First Bank had deployed the servicing and risk platforms from Black Knight.
The bank implemented MSP, which supports first mortgages as well as home equity loans and lines of credit. First Bank is now using this comprehensive, unified platform to manage all of its mortgage servicing processes, including loan boarding, payment processing and default management.
“We’re looking forward to this system supporting First Bank’s strong commitment to compliance initiatives and customer support,” said Rob Chaney, president of loan operations for First Bank. “We believe the MSP system will provide our customers and employees with an exceptional servicing experience.”
Also, First Bank is using several servicing-focused analytic tools from Black Knight’s new Actionable Intelligence Platform. It’s engineered to help generate and protect revenue, improve efficiency and performance, and support vital compliance initiatives by putting the right information in front of the right people at the right time.
As a result, everyone--at every level of the enterprise--knows what their next step should be, based upon thorough and expert analysis of the data at hand.
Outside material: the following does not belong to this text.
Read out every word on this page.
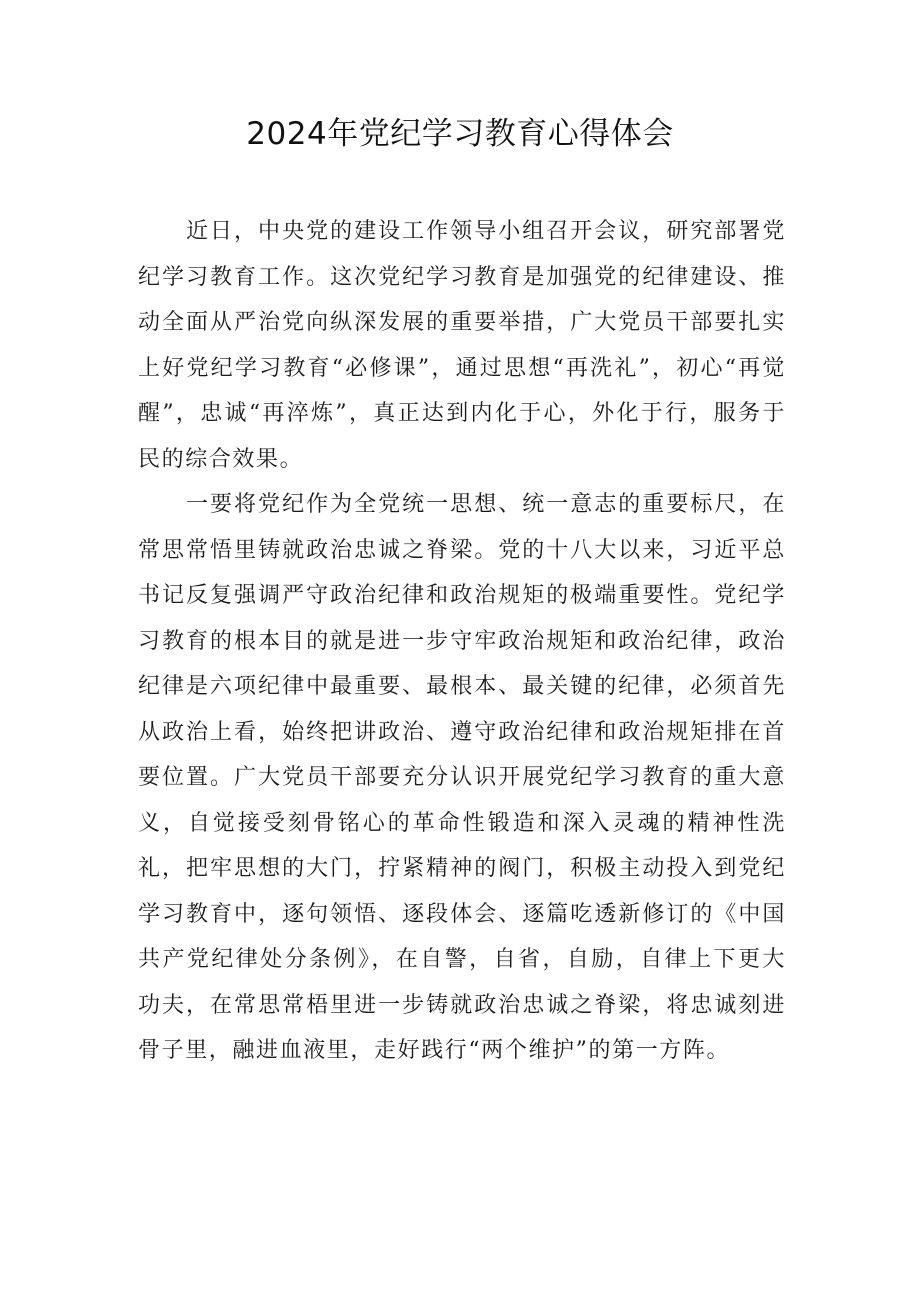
2024年党纪学习教育心得体会

近日，中央党的建设工作领导小组召开会议，研究部署党纪学习教育工作。这次党纪学习教育是加强党的纪律建设、推动全面从严治党向纵深发展的重要举措，广大党员干部要扎实上好党纪学习教育“必修课”，通过思想“再洗礼”，初心“再觉醒”，忠诚“再淬炼”，真正达到内化于心，外化于行，服务于民的综合效果。

一要将党纪作为全党统一思想、统一意志的重要标尺，在常思常悟里铸就政治忠诚之脊梁。党的十八大以来，习近平总书记反复强调严守政治纪律和政治规矩的极端重要性。党纪学习教育的根本目的就是进一步守牢政治规矩和政治纪律，政治纪律是六项纪律中最重要、最根本、最关键的纪律，必须首先从政治上看，始终把讲政治、遵守政治纪律和政治规矩排在首要位置。广大党员干部要充分认识开展党纪学习教育的重大意义，自觉接受刻骨铭心的革命性锻造和深入灵魂的精神性洗礼，把牢思想的大门，拧紧精神的阀门，积极主动投入到党纪学习教育中，逐句领悟、逐段体会、逐篇吃透新修订的《中国共产党纪律处分条例》，在自警，自省，自励，自律上下更大功夫，在常思常梧里进一步铸就政治忠诚之脊梁，将忠诚刻进骨子里，融进血液里，走好践行“两个维护”的第一方阵。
First Bank will use the Actionable platform to help monitor portfolios and receive real-time alerts on critical lien-related indicators, and provide insight into monthly prepayment and delinquency trends
“Our MSP system will elevate First Bank’s ability to enhance the customer experience with industry-leading capabilities and actionable analytics,” said Joe Nackashi, president of Black Knight. “[MSP offers] significant advantages to First Bank’s servicing operations and provide both the proven technology and insightful actions to drive greater operational excellence.”
FirstBank operates in Colorado, Arizona and California, and is the largest locally owned banking organization in Colorado, serving more than 750,000 customers.